Have an 05 Massey 431 and have a small leak coming from behind the water pump.







Any suggestion in how to replace the water pump?


Sent from my iPhone using Tractor Forum


----------



## sixbales (May 18, 2011)

Good Morning MTSim22, welcome to the tractor forum.

Normally, water pumps develop a leak out of the shaft seal. A leak from behind the pump would indicate a gasket leak, or possibly somewhere else?

I don't know the proper procedure to remove the water pump on a MF 431. On my old Ford 3600 tractor, I have to remove the hood, nose piece, and radiator to access the pump. A service/repair/shop manual will be a better source of information. The attached manual (download) can be had for $34.

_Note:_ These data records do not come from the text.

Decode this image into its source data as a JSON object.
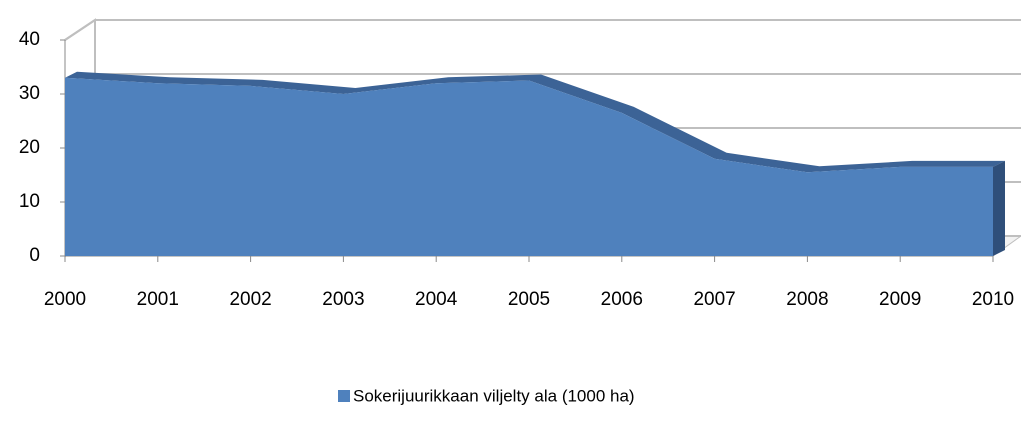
{
  "chart_data": {
    "type": "area",
    "categories": [
      "2000",
      "2001",
      "2002",
      "2003",
      "2004",
      "2005",
      "2006",
      "2007",
      "2008",
      "2009",
      "2010"
    ],
    "series": [
      {
        "name": "Sokerijuurikkaan viljelty ala (1000 ha)",
        "color": "#4f81bd",
        "values": [
          33,
          32,
          31.5,
          30,
          32,
          32.5,
          26.5,
          18,
          15.5,
          16.5,
          16.5
        ]
      }
    ],
    "ylim": [
      0,
      40
    ],
    "yticks": [
      0,
      10,
      20,
      30,
      40
    ],
    "grid": true,
    "legend": "bottom"
  }
}
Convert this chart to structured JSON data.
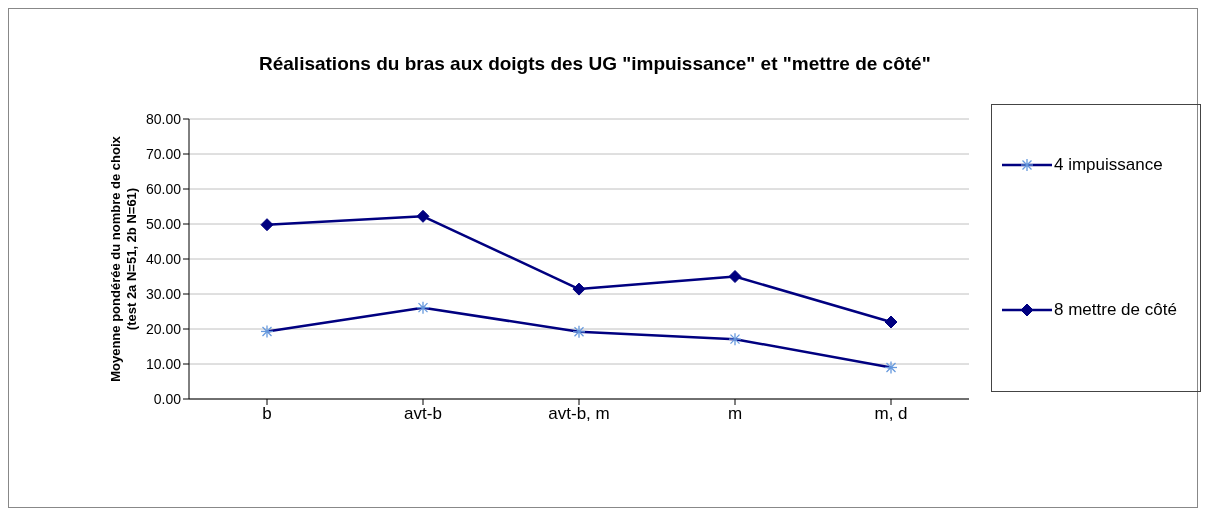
{
  "chart_data": {
    "type": "line",
    "title": "Réalisations du bras aux doigts des UG \"impuissance\" et \"mettre de côté\"",
    "ylabel": "Moyenne pondérée du nombre de choix\n(test 2a N=51, 2b N=61)",
    "categories": [
      "b",
      "avt-b",
      "avt-b, m",
      "m",
      "m, d"
    ],
    "series": [
      {
        "name": "4 impuissance",
        "color": "#000080",
        "marker": "cross",
        "values": [
          19.3,
          26.1,
          19.2,
          17.1,
          9.0
        ]
      },
      {
        "name": "8 mettre de côté",
        "color": "#000080",
        "marker": "diamond",
        "values": [
          49.8,
          52.2,
          31.4,
          35.0,
          22.0
        ]
      }
    ],
    "ylim": [
      0,
      80
    ],
    "yticks": [
      {
        "value": 0,
        "label": "0.00"
      },
      {
        "value": 10,
        "label": "10.00"
      },
      {
        "value": 20,
        "label": "20.00"
      },
      {
        "value": 30,
        "label": "30.00"
      },
      {
        "value": 40,
        "label": "40.00"
      },
      {
        "value": 50,
        "label": "50.00"
      },
      {
        "value": 60,
        "label": "60.00"
      },
      {
        "value": 70,
        "label": "70.00"
      },
      {
        "value": 80,
        "label": "80.00"
      }
    ],
    "grid": "y",
    "legend": "right"
  }
}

Massey Ferguson 431, 461 Tractors Service Manual


Repair and Service Manual.




therepairmanual.com


----------



## MTSim22 (Jan 1, 2022)

Thanks for the help ... that’s encouraging if I can get by with replacing the gasket ... not to many MF431 out there .. looks to be a full days work to get to it ... was trying to get to it without pulling the radiator, but since it’s 15 years old I am thinking I should go ahead and pull the radiator, flush and clean it and then go ahead and replace the pump ... same work either way.


----------